A woman who works in my building and I were talking about life insurance.
She said that years ago, she decided to cancel her husband's life insurance policy.
The way she saw it, he was young and healthy and they were wasting money on it.
Four months later he was diagnosed with stage 4 cancer.

I'm not sure why anyone would cancel a life insurance policy, unless they could no longer afford the premiums.
Almost everyone leaves some kind of debt trail when they pass.
Especially someone married, who has kids and is the co-owner of a house with a mortgage.

Also, I try very hard not to tempt fate.
Because I am sure that if I do, Fate will go "oh look, she's tempting me. I think I will have some fun with her."

KrisMich
4.3.17, 5:46 PM
My cousin's husband who just passed away didn't have life insurance AND, she has found that the deed on their house was only in his name. She is in such a financial bind now and may lose her house. It's so important to have things in order no matter how good your health is or how old you are. Anything can happen in a blink of an eye.

mtj
4.3.17, 6:44 PM
Kris, I am not saying anything against your cousin.
Just making a suggestion.
People need to know what they will be faced with as a "surviving spouse".
Is their life insurance? Is their name on the deed to the house?
Many people (women in particular) don't know these things.
And as your cousin is finding out, it sucks to find out after the fact.
I know most people don't like to talk about "what happens if I die, or what happens if you die" but it is really important if you are involved in a partnership.
And marriage is a legal partnership.

KrisMich
4.4.17, 11:06 AM
Agreed. It is vital to know such things.

boosdaughter
4.5.17, 5:54 PM
People seem to think that if they don't talk about death, it will never come for them. My husband has always put the big stuff off...i pushed until he maxed out his life insurance through work and in putting in a quit claim so I would be on the deed to the house.

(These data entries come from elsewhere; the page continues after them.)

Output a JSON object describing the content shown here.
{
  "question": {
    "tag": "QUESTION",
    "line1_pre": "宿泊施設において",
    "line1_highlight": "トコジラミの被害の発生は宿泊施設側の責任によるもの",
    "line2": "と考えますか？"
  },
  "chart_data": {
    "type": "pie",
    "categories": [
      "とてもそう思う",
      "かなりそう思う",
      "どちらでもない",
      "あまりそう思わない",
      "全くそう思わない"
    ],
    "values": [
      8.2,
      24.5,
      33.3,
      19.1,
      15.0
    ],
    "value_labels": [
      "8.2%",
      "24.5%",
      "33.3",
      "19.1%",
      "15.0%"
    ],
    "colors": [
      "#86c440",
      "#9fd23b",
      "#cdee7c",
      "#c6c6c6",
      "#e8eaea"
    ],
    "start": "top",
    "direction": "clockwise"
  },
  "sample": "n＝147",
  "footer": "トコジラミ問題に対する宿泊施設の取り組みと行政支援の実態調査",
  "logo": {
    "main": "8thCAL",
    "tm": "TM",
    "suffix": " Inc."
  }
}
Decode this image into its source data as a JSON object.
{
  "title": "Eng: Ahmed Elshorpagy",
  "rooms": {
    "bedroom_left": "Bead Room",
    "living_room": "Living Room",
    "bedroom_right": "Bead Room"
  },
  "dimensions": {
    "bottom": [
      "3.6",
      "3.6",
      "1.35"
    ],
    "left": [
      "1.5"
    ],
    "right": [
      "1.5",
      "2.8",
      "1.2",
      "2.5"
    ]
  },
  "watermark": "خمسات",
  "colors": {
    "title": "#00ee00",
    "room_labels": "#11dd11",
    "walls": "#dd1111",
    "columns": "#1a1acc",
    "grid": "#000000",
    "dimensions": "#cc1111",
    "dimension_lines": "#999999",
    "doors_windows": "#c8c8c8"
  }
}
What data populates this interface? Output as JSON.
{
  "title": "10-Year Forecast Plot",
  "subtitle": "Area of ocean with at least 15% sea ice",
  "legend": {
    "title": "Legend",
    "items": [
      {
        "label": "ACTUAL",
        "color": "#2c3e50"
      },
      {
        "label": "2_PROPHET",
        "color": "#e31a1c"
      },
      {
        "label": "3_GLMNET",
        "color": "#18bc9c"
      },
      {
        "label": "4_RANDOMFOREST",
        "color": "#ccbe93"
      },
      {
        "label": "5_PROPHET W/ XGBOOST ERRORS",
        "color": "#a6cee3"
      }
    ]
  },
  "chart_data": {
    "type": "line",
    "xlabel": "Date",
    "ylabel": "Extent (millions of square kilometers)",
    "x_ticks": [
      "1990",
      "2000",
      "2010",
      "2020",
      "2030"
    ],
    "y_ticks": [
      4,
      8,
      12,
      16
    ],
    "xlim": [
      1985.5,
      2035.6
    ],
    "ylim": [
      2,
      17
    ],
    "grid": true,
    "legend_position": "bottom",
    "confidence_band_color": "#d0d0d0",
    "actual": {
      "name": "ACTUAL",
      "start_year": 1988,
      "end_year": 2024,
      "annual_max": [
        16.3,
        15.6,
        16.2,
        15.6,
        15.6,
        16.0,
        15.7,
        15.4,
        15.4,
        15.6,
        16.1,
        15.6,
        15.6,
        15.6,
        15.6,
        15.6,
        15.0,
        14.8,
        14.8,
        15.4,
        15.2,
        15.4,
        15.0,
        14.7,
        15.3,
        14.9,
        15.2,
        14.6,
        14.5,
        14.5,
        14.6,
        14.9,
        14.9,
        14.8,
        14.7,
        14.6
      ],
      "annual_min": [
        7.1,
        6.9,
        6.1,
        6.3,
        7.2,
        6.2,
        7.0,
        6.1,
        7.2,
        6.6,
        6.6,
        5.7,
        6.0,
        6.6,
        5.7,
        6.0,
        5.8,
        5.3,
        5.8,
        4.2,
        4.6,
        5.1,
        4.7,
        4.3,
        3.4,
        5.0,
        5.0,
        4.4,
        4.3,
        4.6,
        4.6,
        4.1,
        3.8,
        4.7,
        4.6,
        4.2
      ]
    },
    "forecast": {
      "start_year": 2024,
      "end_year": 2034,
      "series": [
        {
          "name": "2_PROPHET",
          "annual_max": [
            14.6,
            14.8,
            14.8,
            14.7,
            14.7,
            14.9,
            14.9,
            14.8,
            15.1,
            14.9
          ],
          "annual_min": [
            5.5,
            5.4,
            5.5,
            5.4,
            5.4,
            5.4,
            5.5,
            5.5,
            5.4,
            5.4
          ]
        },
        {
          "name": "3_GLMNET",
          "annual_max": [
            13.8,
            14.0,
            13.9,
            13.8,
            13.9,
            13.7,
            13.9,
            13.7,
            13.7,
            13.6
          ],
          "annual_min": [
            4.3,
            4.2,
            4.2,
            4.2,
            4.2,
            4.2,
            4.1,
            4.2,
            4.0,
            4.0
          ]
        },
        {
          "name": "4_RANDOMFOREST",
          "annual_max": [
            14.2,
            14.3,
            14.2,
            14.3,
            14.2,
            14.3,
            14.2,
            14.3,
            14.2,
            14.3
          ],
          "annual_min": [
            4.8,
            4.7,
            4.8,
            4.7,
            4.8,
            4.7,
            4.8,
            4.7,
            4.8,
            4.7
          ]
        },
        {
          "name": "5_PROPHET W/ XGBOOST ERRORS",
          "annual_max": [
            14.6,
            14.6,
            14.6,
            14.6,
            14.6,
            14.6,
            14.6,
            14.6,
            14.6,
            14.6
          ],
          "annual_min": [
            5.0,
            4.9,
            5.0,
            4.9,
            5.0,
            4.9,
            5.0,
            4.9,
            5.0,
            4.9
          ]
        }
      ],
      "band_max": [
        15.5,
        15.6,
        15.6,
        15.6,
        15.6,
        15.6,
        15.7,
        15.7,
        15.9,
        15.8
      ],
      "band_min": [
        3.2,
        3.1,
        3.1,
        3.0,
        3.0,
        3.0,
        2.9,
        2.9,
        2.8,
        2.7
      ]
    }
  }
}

He knows nothing about his parents' situation. They are Hoarders. We are the only family nearby they have even allowed into their house. My husband's only other sibling live several states away, so she wouldn't be involved when they pass.

I told him: this is going to be your mess when one or both of them dies. They lost his birth certificate, he has his passport thankfully. I doubt the Survivor of that marriage would know where anything important is, and it will be my husband's responsibility to look for it.

I've tried having those conversations with my husband, telling him that he needs to talk to his parents about getting their affairs in order. But he gets angry with me. He is very much a person who wants to avoid talking about death. All I see are the complications of that silence.

I just keep my mouth shut now. I've warned him.

If not for me being a forward-thinking and paranoid person, I can only imagine the straits we would be in if I left him to make the decisions in the event he died.